An alternative to a single bacterial ancestor of eukaryotic RTs is multiple introductions of bacterial RTs into eukaryotes. This possibility is made more plausible by the findings in this study. However, due to high sequence divergence, this issue cannot be resolved by phylogenetics alone. A comparison of eukaryotic and prokaryotic sequences in Figure 4 does not reveal to us clear evidence between individual eukaryotic and prokaryotic groups that would suggest a specific bacterial source for a eukaryotic RT. Thus, the available sequence data appear equally consistent with either a single or multiple event introduction of RTs into eukaryotes.

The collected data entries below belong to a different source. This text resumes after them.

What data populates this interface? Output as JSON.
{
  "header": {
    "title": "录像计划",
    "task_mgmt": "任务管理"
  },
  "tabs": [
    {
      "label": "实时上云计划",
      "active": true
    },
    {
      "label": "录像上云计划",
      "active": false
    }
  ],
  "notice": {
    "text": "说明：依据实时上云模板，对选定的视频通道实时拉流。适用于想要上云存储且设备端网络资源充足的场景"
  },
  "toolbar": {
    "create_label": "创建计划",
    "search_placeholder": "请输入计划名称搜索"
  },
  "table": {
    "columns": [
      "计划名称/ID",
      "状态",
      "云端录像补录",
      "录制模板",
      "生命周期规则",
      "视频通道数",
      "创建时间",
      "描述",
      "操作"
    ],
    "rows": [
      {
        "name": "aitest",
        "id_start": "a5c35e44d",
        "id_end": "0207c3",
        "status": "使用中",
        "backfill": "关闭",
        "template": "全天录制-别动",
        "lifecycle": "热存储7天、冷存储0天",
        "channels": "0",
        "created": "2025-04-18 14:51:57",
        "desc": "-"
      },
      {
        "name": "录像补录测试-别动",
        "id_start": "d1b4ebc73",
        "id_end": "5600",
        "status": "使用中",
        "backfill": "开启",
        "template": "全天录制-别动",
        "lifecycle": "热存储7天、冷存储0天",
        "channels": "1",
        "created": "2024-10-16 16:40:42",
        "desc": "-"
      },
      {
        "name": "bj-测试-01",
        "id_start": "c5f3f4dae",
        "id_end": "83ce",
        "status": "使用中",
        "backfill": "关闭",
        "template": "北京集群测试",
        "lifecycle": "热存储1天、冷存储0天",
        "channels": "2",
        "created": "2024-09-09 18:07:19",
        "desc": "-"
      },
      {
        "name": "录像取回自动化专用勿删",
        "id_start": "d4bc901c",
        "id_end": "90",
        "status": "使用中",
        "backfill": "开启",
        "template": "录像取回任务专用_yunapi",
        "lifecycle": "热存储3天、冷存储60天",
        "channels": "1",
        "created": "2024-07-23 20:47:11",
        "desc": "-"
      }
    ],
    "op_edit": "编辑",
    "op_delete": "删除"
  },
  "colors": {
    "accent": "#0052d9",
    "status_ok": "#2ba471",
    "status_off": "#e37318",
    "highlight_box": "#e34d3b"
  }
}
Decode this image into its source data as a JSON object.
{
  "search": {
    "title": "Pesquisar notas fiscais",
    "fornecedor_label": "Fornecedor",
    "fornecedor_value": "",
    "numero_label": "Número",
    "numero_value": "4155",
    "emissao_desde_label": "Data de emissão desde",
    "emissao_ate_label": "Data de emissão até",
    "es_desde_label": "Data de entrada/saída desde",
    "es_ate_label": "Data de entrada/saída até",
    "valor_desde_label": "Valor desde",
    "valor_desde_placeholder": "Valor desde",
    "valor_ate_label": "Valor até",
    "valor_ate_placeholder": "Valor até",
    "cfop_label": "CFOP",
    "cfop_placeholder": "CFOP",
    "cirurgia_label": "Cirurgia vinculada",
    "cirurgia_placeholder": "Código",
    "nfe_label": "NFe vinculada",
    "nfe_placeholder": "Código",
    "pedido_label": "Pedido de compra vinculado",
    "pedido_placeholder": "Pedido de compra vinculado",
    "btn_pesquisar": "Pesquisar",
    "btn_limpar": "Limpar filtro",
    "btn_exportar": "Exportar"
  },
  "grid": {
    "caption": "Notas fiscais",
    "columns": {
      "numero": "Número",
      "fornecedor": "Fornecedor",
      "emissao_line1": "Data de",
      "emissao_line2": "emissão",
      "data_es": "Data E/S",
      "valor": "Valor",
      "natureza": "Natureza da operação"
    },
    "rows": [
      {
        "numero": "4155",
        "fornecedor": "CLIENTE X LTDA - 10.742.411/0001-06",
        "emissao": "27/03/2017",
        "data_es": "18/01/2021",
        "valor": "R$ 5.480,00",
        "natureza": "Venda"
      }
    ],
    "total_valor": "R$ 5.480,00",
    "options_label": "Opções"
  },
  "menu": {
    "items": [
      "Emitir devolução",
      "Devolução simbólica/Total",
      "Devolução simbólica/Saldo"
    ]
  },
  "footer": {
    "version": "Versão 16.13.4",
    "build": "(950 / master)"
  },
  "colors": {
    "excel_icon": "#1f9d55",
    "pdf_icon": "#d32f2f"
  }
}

Although reconstruction of global phylogenetic relationships is not possible, the data do suggest that group II introns can readily form derivatives and acquire new functions. This inference is based on the multiple lineages of group II intron-related RTs, of which two have adapted roles in phage defense (G2L1 and G2L2), one has apparently lost RT activity (G2L5), and two have unknown functions. While it is possible that one of these G2L classes was ancestral to the cluster depicted in Figure 2 rather than group II introns, this seems less likely given the increased opportunity that group II introns have to form derivatives, due to their abundance, diversity and mobility. The ability of group II introns to evolve into new forms is consistent with the versatility expected for the putative ancestors of spliceosomal introns.


Reverse transcriptases in bacteria appear to be fundamentally different from those in eukaryotes. They differ dramatically in prevalence across species and in abundance within genomes. Eukaryotic retroelements are found in nearly every species, and often comprise a large proportion of a genome. In contrast, most bacteria do not contain a RT and when present they are far less abundant within the genome (≤1%). This pattern mirrors that of mobile DNA in bacteria in general. The lower content of bacterial mobile elements is thought to reflect the large population sizes with concomitant increase in efficacy of selection (58). Based on this logic, we predict that a greater proportion of RTs in bacteria will be advantageous to their hosts compared to eukaryotic elements, a hypothesis consistent with data in this study.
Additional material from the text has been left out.